Our son has decided he'd like to be an actuary.
When he brought this up, I didn't know what to think because although I had heard the term before, I didn't really know what an actuary is. Or how you become one. Or what an actuary does.
So I did some research. In short, an actuary deals with the mathematical probabilities related to risk management. They work mostly for insurance companies, but also for consulting firms, governments, and pension funds.
Actuaries are well paid. Hey, you have to be a pretty smart person to become one. In fact, just to get into a summer internship program in university requires a minimum GPA of 3.2. Even the summer internship programs pay between $16 and $25 per hour. A full time training job for someone just out of university pays around $60,000. And a fully qualified actuary will make between $125,000 and $200,000 per year.
So to become an actuary, you have to take a lot of math, statistics, finance, and economics in school. And you have to get very good grades. Then, before your senior year, you have to do a summer internship job at one of the major insurance or health benefit companies.

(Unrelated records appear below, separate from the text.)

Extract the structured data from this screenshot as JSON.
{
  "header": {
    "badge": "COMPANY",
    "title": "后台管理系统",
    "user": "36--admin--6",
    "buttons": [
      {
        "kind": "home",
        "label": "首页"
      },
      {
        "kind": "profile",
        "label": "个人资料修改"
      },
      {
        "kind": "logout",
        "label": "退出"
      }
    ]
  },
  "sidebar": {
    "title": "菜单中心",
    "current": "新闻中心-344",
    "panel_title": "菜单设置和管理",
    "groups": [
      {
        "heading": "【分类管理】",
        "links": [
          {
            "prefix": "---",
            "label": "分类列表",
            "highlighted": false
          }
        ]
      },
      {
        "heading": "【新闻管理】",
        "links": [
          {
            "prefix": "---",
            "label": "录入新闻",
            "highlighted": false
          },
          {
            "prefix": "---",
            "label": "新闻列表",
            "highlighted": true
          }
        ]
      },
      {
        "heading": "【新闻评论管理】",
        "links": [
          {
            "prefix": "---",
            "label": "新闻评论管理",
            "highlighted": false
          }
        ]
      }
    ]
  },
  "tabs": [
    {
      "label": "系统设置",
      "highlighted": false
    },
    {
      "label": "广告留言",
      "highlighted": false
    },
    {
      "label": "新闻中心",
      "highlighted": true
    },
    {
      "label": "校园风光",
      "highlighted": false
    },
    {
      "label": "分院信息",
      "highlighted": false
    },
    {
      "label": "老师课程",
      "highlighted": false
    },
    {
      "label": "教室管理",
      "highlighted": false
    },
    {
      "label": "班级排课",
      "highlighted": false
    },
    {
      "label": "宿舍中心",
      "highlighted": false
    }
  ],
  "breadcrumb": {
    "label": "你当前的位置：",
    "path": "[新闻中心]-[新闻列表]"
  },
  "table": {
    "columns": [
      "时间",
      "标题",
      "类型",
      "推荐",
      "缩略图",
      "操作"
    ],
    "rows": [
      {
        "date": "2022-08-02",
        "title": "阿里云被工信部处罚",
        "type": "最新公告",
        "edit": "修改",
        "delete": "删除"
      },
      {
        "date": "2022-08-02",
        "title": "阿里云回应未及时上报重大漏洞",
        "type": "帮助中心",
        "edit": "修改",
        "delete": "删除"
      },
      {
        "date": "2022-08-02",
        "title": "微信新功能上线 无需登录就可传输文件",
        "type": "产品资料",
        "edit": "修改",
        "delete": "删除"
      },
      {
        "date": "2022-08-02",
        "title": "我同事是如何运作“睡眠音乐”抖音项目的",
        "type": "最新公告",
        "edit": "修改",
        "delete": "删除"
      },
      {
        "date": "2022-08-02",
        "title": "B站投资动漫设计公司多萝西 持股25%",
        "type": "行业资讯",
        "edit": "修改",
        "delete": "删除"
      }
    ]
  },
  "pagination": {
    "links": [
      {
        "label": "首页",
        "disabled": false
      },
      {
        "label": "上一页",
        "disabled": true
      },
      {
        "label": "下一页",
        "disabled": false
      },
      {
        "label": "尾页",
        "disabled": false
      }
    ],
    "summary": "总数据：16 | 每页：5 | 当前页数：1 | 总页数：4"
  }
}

After university, you will get a training job. You will also have to become a member of the Society of Actuaries, and take the many exams required to become part of the Fellowship of Actuaries. Fortunately, you are well paid during the early years of this "apprenticeship" because these exams require about 400 hours of study time to pass one 4 hour exam. And less than 50% of everyone who takes their first exam passes it.
So tomorrow, I will help our son with filling out some of the applications to get into one of these summer internships. He's a smart guy, so he'll get in somewhere.